You do not need to access and copy any user data text blocks during this process.
The creation of additional cloud-based vTMs in a cluster is described below as a high-level process. Specific implementation choices will depend on your network configuration.
1.Access the Amazon Web Services (AWS) system and log in using your AWS credentials.
2.Access the EC2 dashboard and view your instances.
3.Select the second instance in the cluster and issue a new action to create another instance like the one selected.
The instance creation wizard starts, and you are taken to page 7.
4.On page 7 of the wizard (Review):
•Edit the tag for the new instance, so that it is unique. By default, it uses the same tag name as the duplicated instance.

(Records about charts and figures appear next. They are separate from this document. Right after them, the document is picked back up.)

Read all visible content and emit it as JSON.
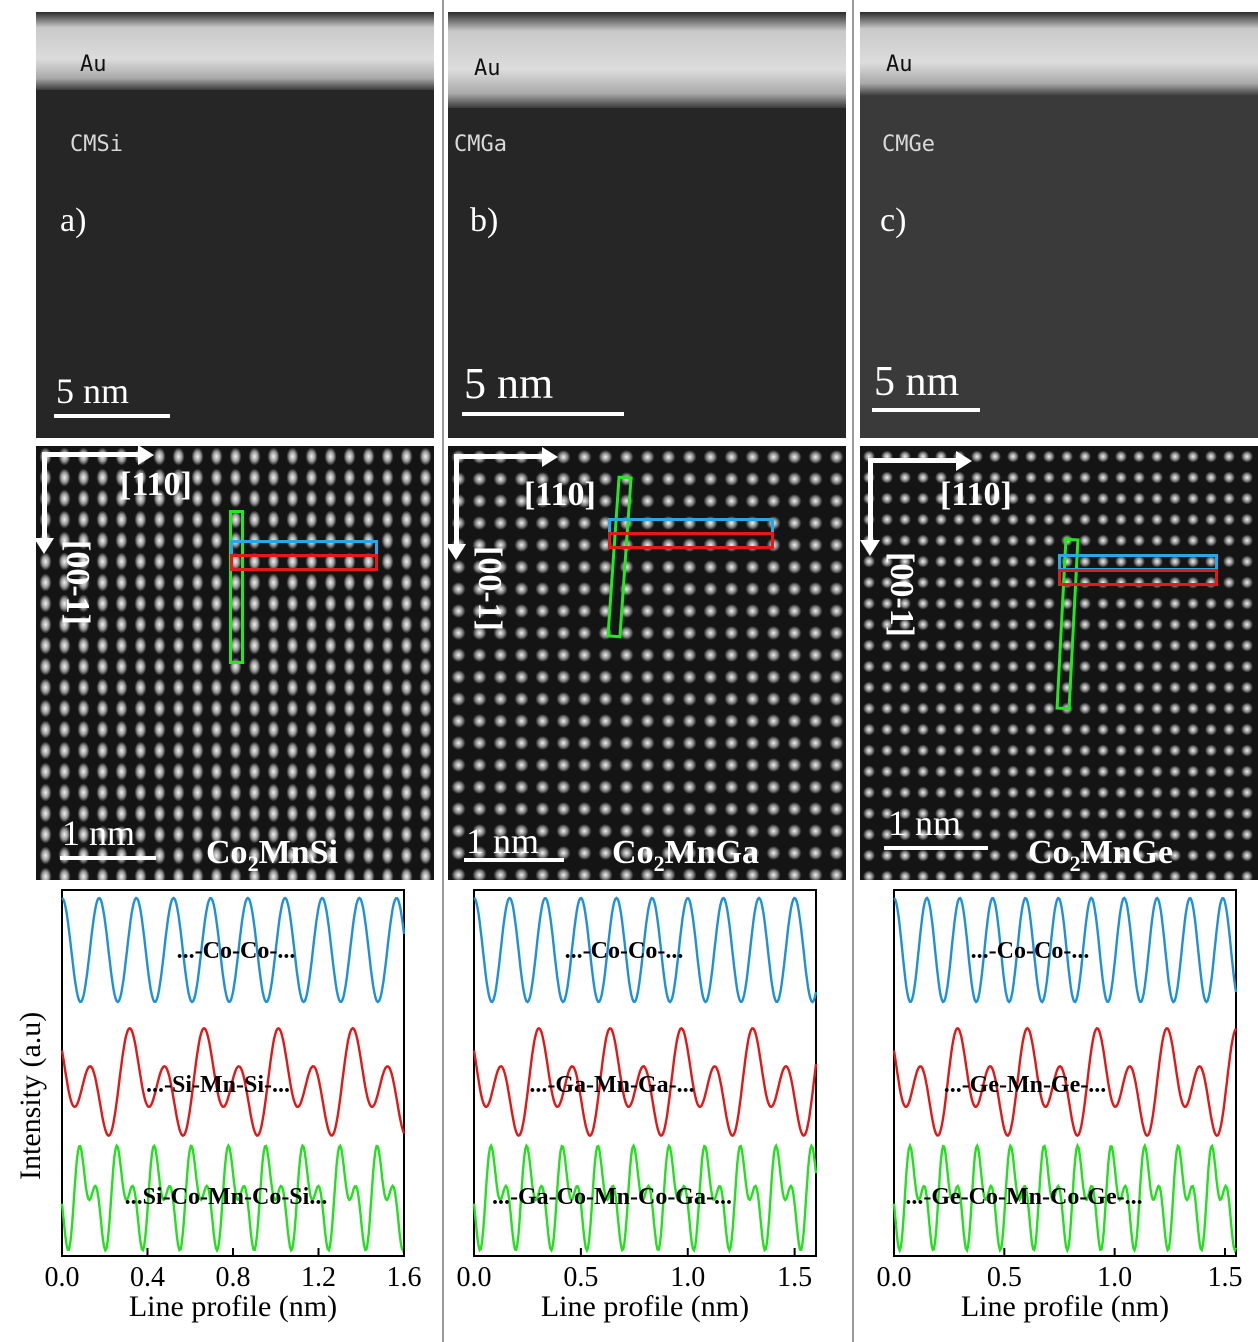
{
  "panels": [
    {
      "top_label": "Au",
      "material_label": "CMSi",
      "panel_letter": "a)",
      "top_scale": "5 nm",
      "dir_h": "[110]",
      "dir_v": "[00-1]",
      "hr_scale": "1 nm",
      "compound_base": "Co",
      "compound_sub": "2",
      "compound_rest": "MnSi",
      "chart_data": {
        "type": "line",
        "xlabel": "Line profile (nm)",
        "ylabel": "Intensity (a.u)",
        "xlim": [
          0,
          1.6
        ],
        "xticks": [
          "0.0",
          "0.4",
          "0.8",
          "1.2",
          "1.6"
        ],
        "series": [
          {
            "name": "...-Co-Co-...",
            "color": "#1e90d6"
          },
          {
            "name": "...-Si-Mn-Si-...",
            "color": "#e01818"
          },
          {
            "name": "...Si-Co-Mn-Co-Si...",
            "color": "#22e01e"
          }
        ]
      }
    },
    {
      "top_label": "Au",
      "material_label": "CMGa",
      "panel_letter": "b)",
      "top_scale": "5 nm",
      "dir_h": "[110]",
      "dir_v": "[00-1]",
      "hr_scale": "1 nm",
      "compound_base": "Co",
      "compound_sub": "2",
      "compound_rest": "MnGa",
      "chart_data": {
        "type": "line",
        "xlabel": "Line profile (nm)",
        "ylabel": "",
        "xlim": [
          0,
          1.6
        ],
        "xticks": [
          "0.0",
          "0.5",
          "1.0",
          "1.5"
        ],
        "series": [
          {
            "name": "...-Co-Co-...",
            "color": "#1e90d6"
          },
          {
            "name": "...-Ga-Mn-Ga-...",
            "color": "#e01818"
          },
          {
            "name": "...-Ga-Co-Mn-Co-Ga-...",
            "color": "#22e01e"
          }
        ]
      }
    },
    {
      "top_label": "Au",
      "material_label": "CMGe",
      "panel_letter": "c)",
      "top_scale": "5 nm",
      "dir_h": "[110]",
      "dir_v": "[00-1]",
      "hr_scale": "1 nm",
      "compound_base": "Co",
      "compound_sub": "2",
      "compound_rest": "MnGe",
      "chart_data": {
        "type": "line",
        "xlabel": "Line profile (nm)",
        "ylabel": "",
        "xlim": [
          0,
          1.55
        ],
        "xticks": [
          "0.0",
          "0.5",
          "1.0",
          "1.5"
        ],
        "series": [
          {
            "name": "...-Co-Co-...",
            "color": "#1e90d6"
          },
          {
            "name": "...-Ge-Mn-Ge-...",
            "color": "#e01818"
          },
          {
            "name": "...-Ge-Co-Mn-Co-Ge-...",
            "color": "#22e01e"
          }
        ]
      }
    }
  ],
  "ylabel": "Intensity (a.u)"
}
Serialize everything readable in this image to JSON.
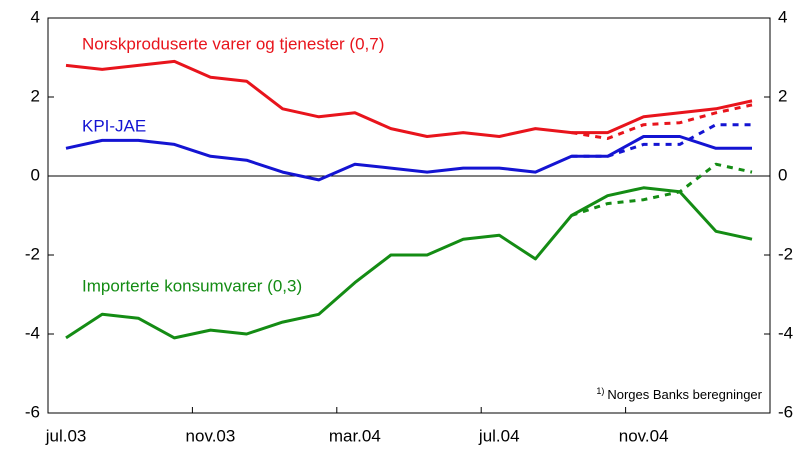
{
  "chart_data": {
    "type": "line",
    "categories": [
      "jul.03",
      null,
      null,
      null,
      "nov.03",
      null,
      null,
      null,
      "mar.04",
      null,
      null,
      null,
      "jul.04",
      null,
      null,
      null,
      "nov.04",
      null,
      null,
      null
    ],
    "series": [
      {
        "name": "Norskproduserte varer og tjenester (0,7)",
        "color": "#e8141c",
        "values": [
          2.8,
          2.7,
          2.8,
          2.9,
          2.5,
          2.4,
          1.7,
          1.5,
          1.6,
          1.2,
          1.0,
          1.1,
          1.0,
          1.2,
          1.1,
          1.1,
          1.5,
          1.6,
          1.7,
          1.9
        ]
      },
      {
        "name": "KPI-JAE",
        "color": "#1414d2",
        "values": [
          0.7,
          0.9,
          0.9,
          0.8,
          0.5,
          0.4,
          0.1,
          -0.1,
          0.3,
          0.2,
          0.1,
          0.2,
          0.2,
          0.1,
          0.5,
          0.5,
          1.0,
          1.0,
          0.7,
          0.7
        ]
      },
      {
        "name": "Importerte konsumvarer (0,3)",
        "color": "#148c14",
        "values": [
          -4.1,
          -3.5,
          -3.6,
          -4.1,
          -3.9,
          -4.0,
          -3.7,
          -3.5,
          -2.7,
          -2.0,
          -2.0,
          -1.6,
          -1.5,
          -2.1,
          -1.0,
          -0.5,
          -0.3,
          -0.4,
          -1.4,
          -1.6
        ]
      },
      {
        "color": "#e8141c",
        "dashed": true,
        "values": [
          null,
          null,
          null,
          null,
          null,
          null,
          null,
          null,
          null,
          null,
          null,
          null,
          null,
          null,
          1.1,
          0.95,
          1.3,
          1.35,
          1.6,
          1.8
        ]
      },
      {
        "color": "#1414d2",
        "dashed": true,
        "values": [
          null,
          null,
          null,
          null,
          null,
          null,
          null,
          null,
          null,
          null,
          null,
          null,
          null,
          null,
          0.5,
          0.5,
          0.8,
          0.8,
          1.3,
          1.3
        ]
      },
      {
        "color": "#148c14",
        "dashed": true,
        "values": [
          null,
          null,
          null,
          null,
          null,
          null,
          null,
          null,
          null,
          null,
          null,
          null,
          null,
          null,
          -1.0,
          -0.7,
          -0.6,
          -0.4,
          0.3,
          0.1
        ]
      }
    ],
    "ylim": [
      -6,
      4
    ],
    "yticks": [
      -6,
      -4,
      -2,
      0,
      2,
      4
    ],
    "y2lim": [
      -6,
      4
    ],
    "y2ticks": [
      -6,
      -4,
      -2,
      0,
      2,
      4
    ],
    "footnote": {
      "marker": "1)",
      "text": "Norges Banks beregninger"
    },
    "grid": false
  }
}
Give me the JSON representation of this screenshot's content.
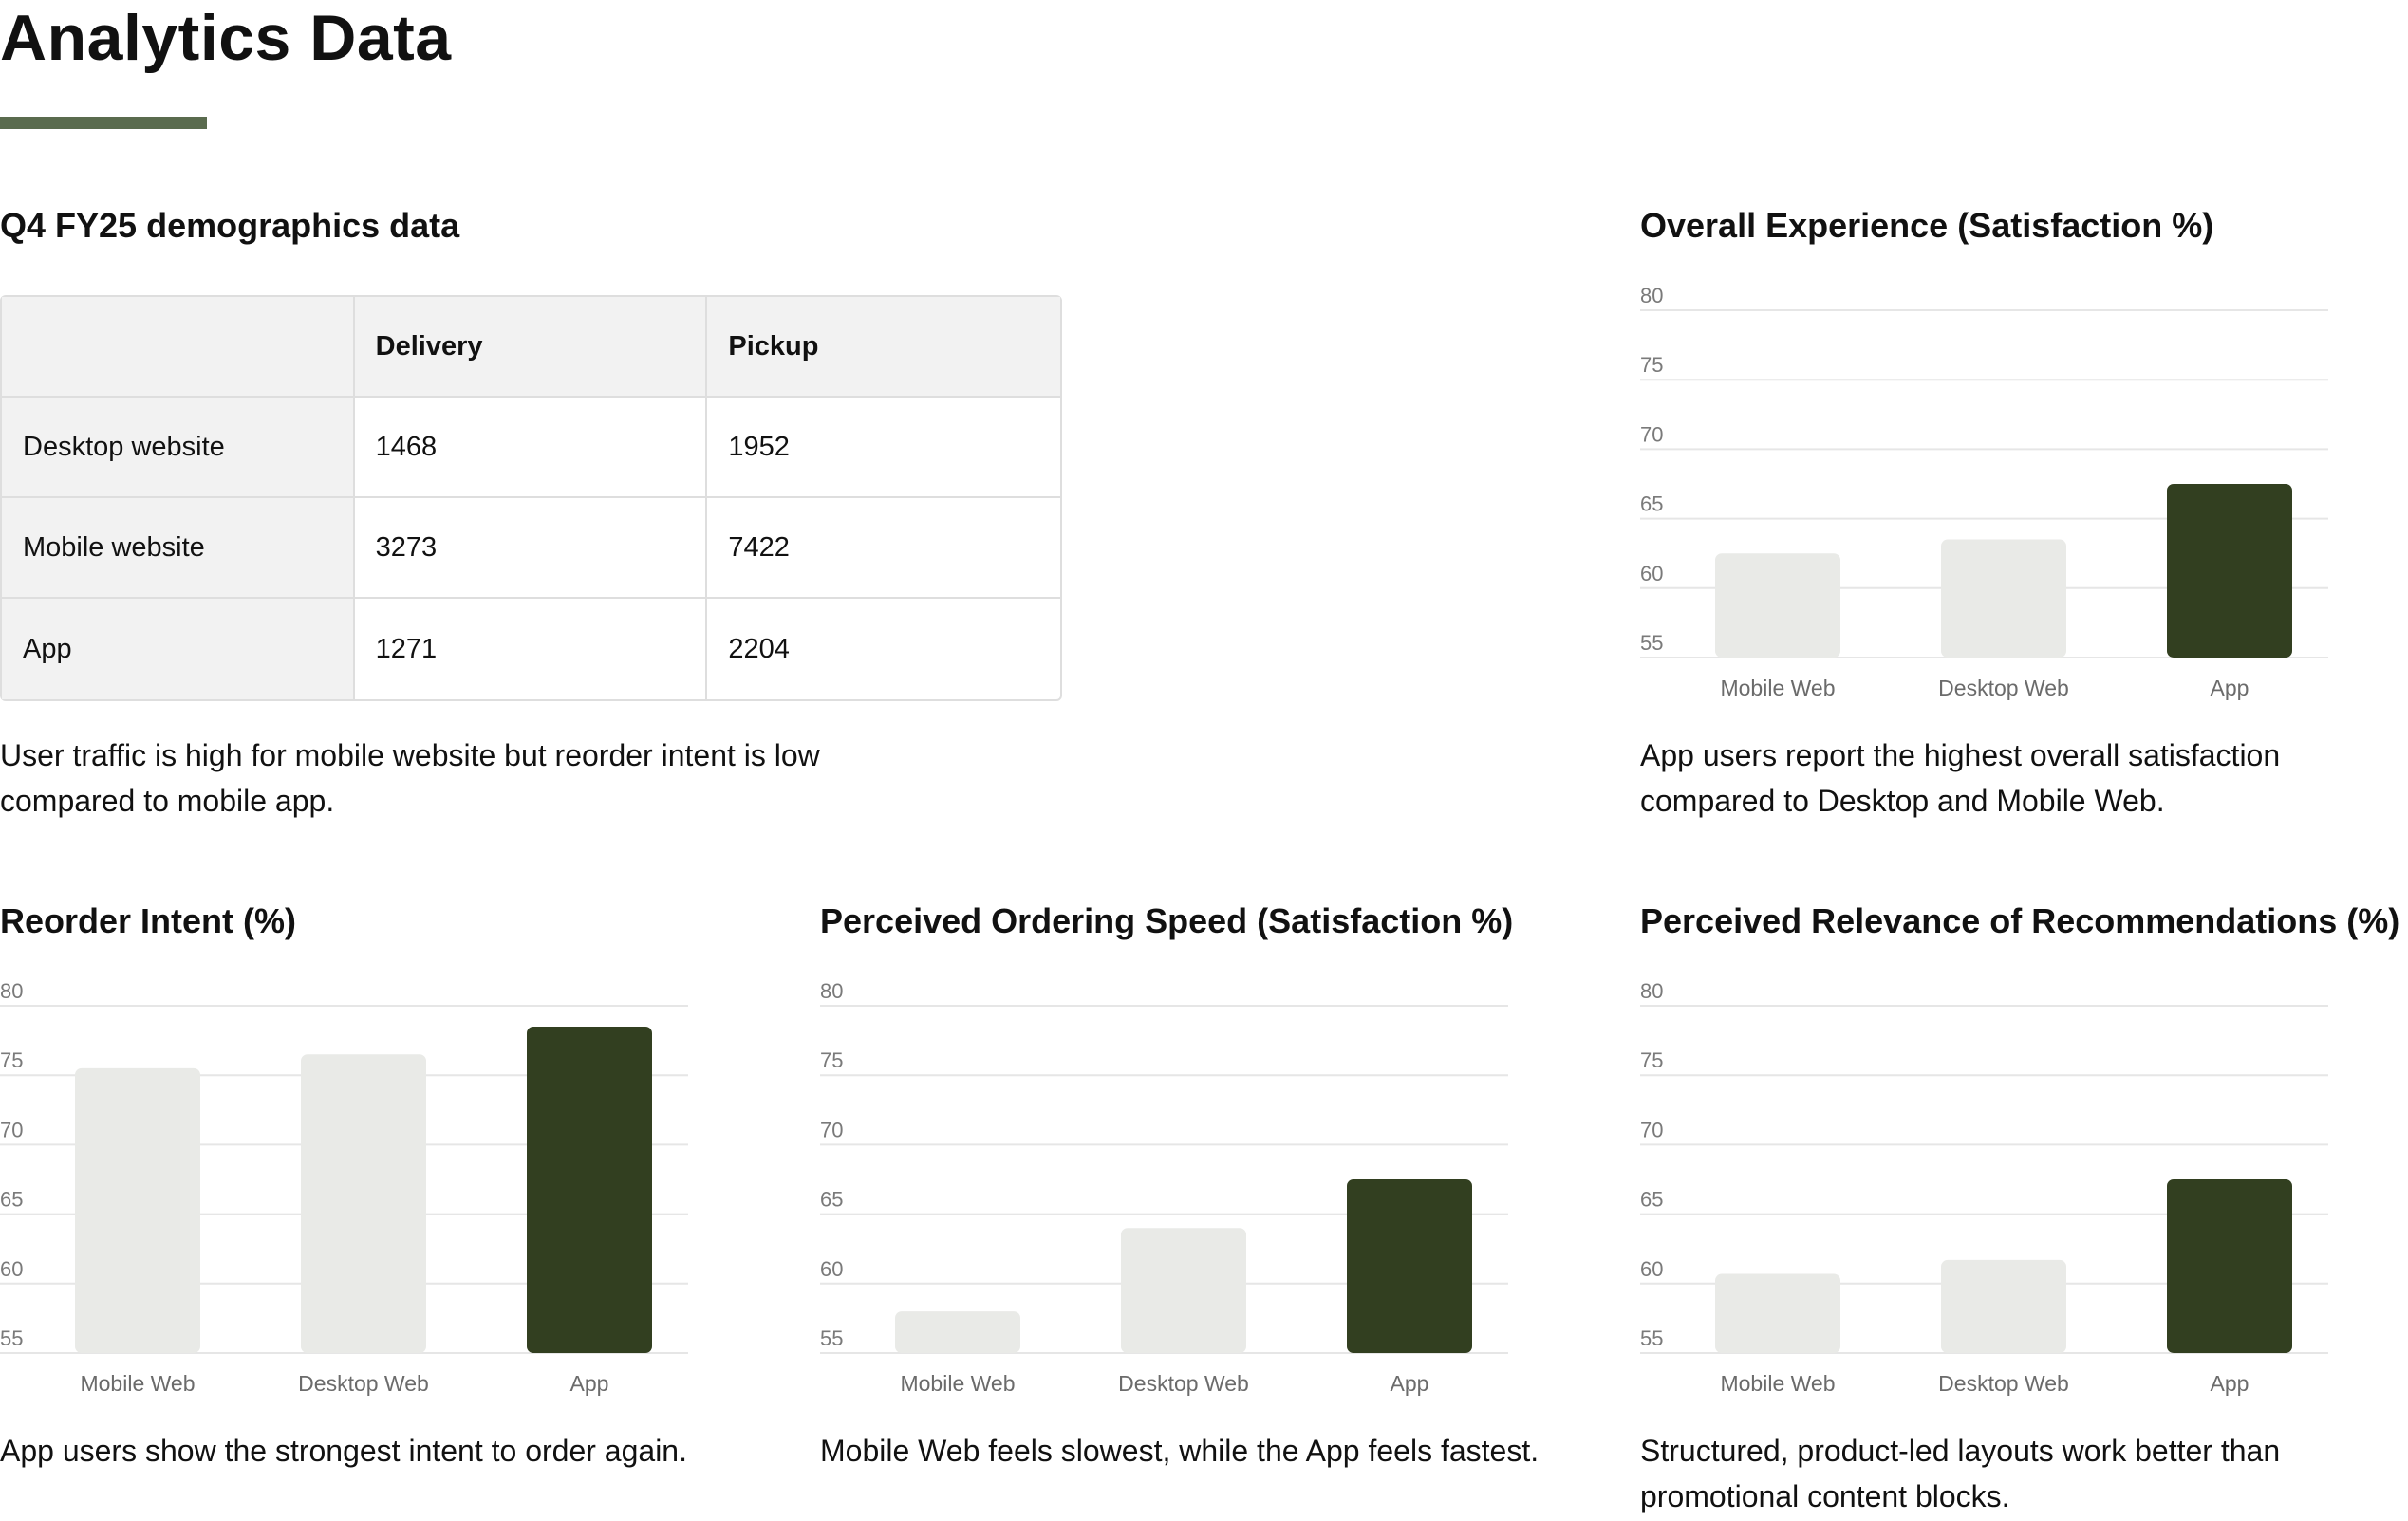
{
  "page": {
    "title": "Analytics Data"
  },
  "table": {
    "title": "Q4 FY25 demographics data",
    "headers": [
      "",
      "Delivery",
      "Pickup"
    ],
    "rows": [
      [
        "Desktop website",
        "1468",
        "1952"
      ],
      [
        "Mobile website",
        "3273",
        "7422"
      ],
      [
        "App",
        "1271",
        "2204"
      ]
    ],
    "caption": "User traffic is high for mobile website but reorder intent is low compared to mobile app."
  },
  "colors": {
    "muted_bar": "#e9eae7",
    "highlight_bar": "#323f20",
    "grid": "#e6e6e6",
    "accent_rule": "#5a6b4e"
  },
  "chart_data": [
    {
      "type": "bar",
      "title": "Overall Experience (Satisfaction %)",
      "categories": [
        "Mobile Web",
        "Desktop Web",
        "App"
      ],
      "values": [
        62.5,
        63.5,
        67.5
      ],
      "yticks": [
        80,
        75,
        70,
        65,
        60,
        55
      ],
      "ylim": [
        55,
        80
      ],
      "grid": true,
      "highlight": "App",
      "caption": "App users report the highest overall satisfaction compared to Desktop and Mobile Web."
    },
    {
      "type": "bar",
      "title": "Reorder Intent (%)",
      "categories": [
        "Mobile Web",
        "Desktop Web",
        "App"
      ],
      "values": [
        75.5,
        76.5,
        78.5
      ],
      "yticks": [
        80,
        75,
        70,
        65,
        60,
        55
      ],
      "ylim": [
        55,
        80
      ],
      "grid": true,
      "highlight": "App",
      "caption": "App users show the strongest intent to order again."
    },
    {
      "type": "bar",
      "title": "Perceived Ordering Speed (Satisfaction %)",
      "categories": [
        "Mobile Web",
        "Desktop Web",
        "App"
      ],
      "values": [
        58,
        64,
        67.5
      ],
      "yticks": [
        80,
        75,
        70,
        65,
        60,
        55
      ],
      "ylim": [
        55,
        80
      ],
      "grid": true,
      "highlight": "App",
      "caption": "Mobile Web feels slowest, while the App feels fastest."
    },
    {
      "type": "bar",
      "title": "Perceived Relevance of Recommendations (%)",
      "categories": [
        "Mobile Web",
        "Desktop Web",
        "App"
      ],
      "values": [
        60.7,
        61.7,
        67.5
      ],
      "yticks": [
        80,
        75,
        70,
        65,
        60,
        55
      ],
      "ylim": [
        55,
        80
      ],
      "grid": true,
      "highlight": "App",
      "caption": "Structured, product-led layouts work better than promotional content blocks."
    }
  ]
}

•Review your choices and confirm. This effectively closes the wizard, but further configuration information is required.
•Select the key pair that you created for the first vTM in the cluster. This key pair is used for all instances in the cluster.
•Launch the instance.
The wizard closes and you are informed that the instance is being created.
Once the instance is created, it appears on the list of instances that is accessible from the EC2 dashboard.
When the Services Director receives the auto-registration request from the new cloud-based vTM, it will process the request:
•If successful, the vTM will appear on the vTM Instances page, see Viewing Virtual Traffic Managers. This vTM shares its Discovered cluster with the first vTM in the cluster. The name of the vTM is the private IP assigned by AWS to the vTM.
•If unsuccessful, the registration request will appear as a Pending self-registration request on the Instance Registrations page. From there, you can manually process the request, see Processing Self-Registration Requests Manually.